Subject RE: [firebird-support] Replicator pseudo-code (sorry, it's a little long...)
Author Alan McDonald
> >(auditable series is taken via a
> >differnet route).
> >
> >
> What do you mean by this?

Often people want their PKs to have meaning wihtin their database. They also
want to allow users the ability to edit these PK values. Then on top of
that, they want these values to not have gaps in their sequence.
This is a whole other discussion about which I am rather outspoken.

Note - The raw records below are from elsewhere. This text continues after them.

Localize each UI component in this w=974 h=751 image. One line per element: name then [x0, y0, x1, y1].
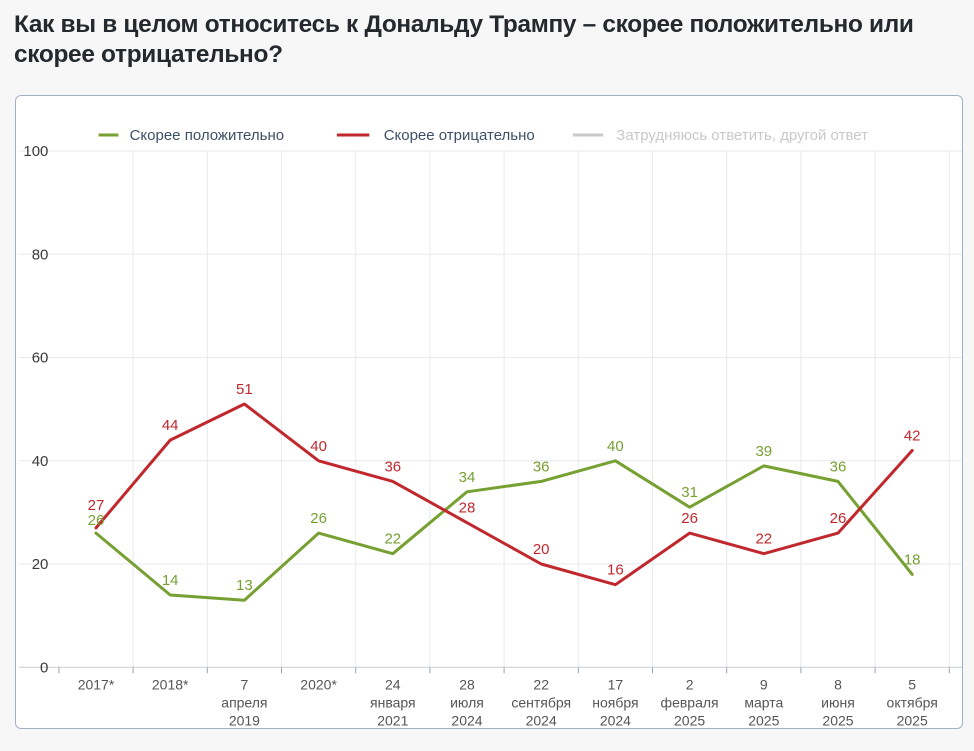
svg-text:Скорее отрицательно: Скорее отрицательно	[384, 127, 535, 144]
svg-text:2018*: 2018*	[152, 676, 189, 692]
svg-text:2025: 2025	[897, 712, 928, 728]
svg-text:26: 26	[830, 510, 847, 527]
svg-text:февраля: февраля	[661, 694, 719, 710]
svg-text:22: 22	[384, 531, 401, 548]
svg-text:2024: 2024	[526, 712, 557, 728]
svg-text:36: 36	[384, 458, 401, 475]
svg-text:июля: июля	[450, 694, 484, 710]
svg-text:40: 40	[32, 453, 49, 470]
svg-text:октября: октября	[887, 694, 938, 710]
svg-text:Скорее положительно: Скорее положительно	[130, 127, 284, 144]
svg-text:80: 80	[32, 246, 49, 263]
svg-text:2024: 2024	[451, 712, 482, 728]
svg-text:9: 9	[760, 676, 768, 692]
svg-text:28: 28	[459, 500, 476, 517]
svg-text:60: 60	[32, 350, 49, 367]
svg-text:13: 13	[236, 577, 253, 594]
svg-text:22: 22	[533, 676, 549, 692]
svg-text:39: 39	[755, 443, 772, 460]
svg-text:20: 20	[533, 541, 550, 558]
svg-text:36: 36	[533, 458, 550, 475]
svg-text:марта: марта	[744, 694, 783, 710]
svg-text:31: 31	[681, 484, 698, 501]
svg-text:2025: 2025	[748, 712, 779, 728]
svg-text:26: 26	[310, 510, 327, 527]
svg-text:5: 5	[908, 676, 916, 692]
svg-text:8: 8	[834, 676, 842, 692]
svg-text:100: 100	[23, 143, 48, 160]
svg-text:Затрудняюсь ответить, другой о: Затрудняюсь ответить, другой ответ	[616, 127, 868, 144]
svg-text:36: 36	[830, 458, 847, 475]
svg-text:0: 0	[40, 659, 48, 676]
svg-text:7: 7	[241, 676, 249, 692]
svg-text:42: 42	[904, 428, 921, 445]
svg-text:2025: 2025	[674, 712, 705, 728]
svg-text:44: 44	[162, 417, 179, 434]
svg-text:40: 40	[607, 438, 624, 455]
svg-text:26: 26	[88, 512, 105, 529]
svg-text:2021: 2021	[377, 712, 408, 728]
svg-text:17: 17	[608, 676, 624, 692]
svg-text:51: 51	[236, 381, 253, 398]
svg-text:28: 28	[459, 676, 475, 692]
svg-text:2025: 2025	[822, 712, 853, 728]
svg-text:20: 20	[32, 556, 49, 573]
svg-text:апреля: апреля	[221, 694, 267, 710]
svg-text:сентября: сентября	[511, 694, 571, 710]
svg-text:2: 2	[686, 676, 694, 692]
svg-text:2017*: 2017*	[78, 676, 115, 692]
svg-text:24: 24	[385, 676, 401, 692]
svg-text:2020*: 2020*	[300, 676, 337, 692]
svg-text:18: 18	[904, 551, 921, 568]
svg-text:34: 34	[459, 469, 476, 486]
svg-text:40: 40	[310, 438, 327, 455]
svg-text:2019: 2019	[229, 712, 260, 728]
svg-text:26: 26	[681, 510, 698, 527]
svg-text:июня: июня	[821, 694, 855, 710]
svg-text:27: 27	[88, 497, 105, 514]
svg-text:января: января	[370, 694, 416, 710]
svg-text:14: 14	[162, 572, 179, 589]
svg-text:22: 22	[755, 531, 772, 548]
svg-text:ноября: ноября	[592, 694, 638, 710]
svg-text:2024: 2024	[600, 712, 631, 728]
svg-text:16: 16	[607, 562, 624, 579]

> Suppose table A has a trigger (after insert or after update), which
> inserts records automatically into table B. This happens all the time,
> while people are using the database, quite independantly from the
> replicator. Obviously, each record that gets inserted into table A
> generates an line in the log table, and the same goes for table B. Then,
> the replicator kicks in, and replicated table A first. In the remote
> database, the same thing is going to happen : when I insert a record
> into table A, a certain number of records are automatically going to get
> inserted into table B. This has nothing to do with replication, that's
> just the way I designed my database (admittedly not very well!). So then
> afterwards, table B will get replicated, and all the same rows are going
> to get inserted again. So it will either generate a PK violation, or, it
> the PK values aren't the same, it will simply duplicate all the lines.
> So I can't think of any other (nor simpler) solution to this problem
> than to do as I did, that is, to not record the type of change that
> occured, but merely indicate which record was affected. That way, in the
> case I described above, we can simply notice that the records are
> already present, and so we update rather and inserting. This is very
> flexible.
>

The automatic trigger that inserts a record into table B on insert/update to
table A will not fire under replication since the USER is recognised here
too. All replication takes place by way of single inserts/updates and
deletes, as if all tables are standalone. That's the model I have used for
years, but as I say - each to his own.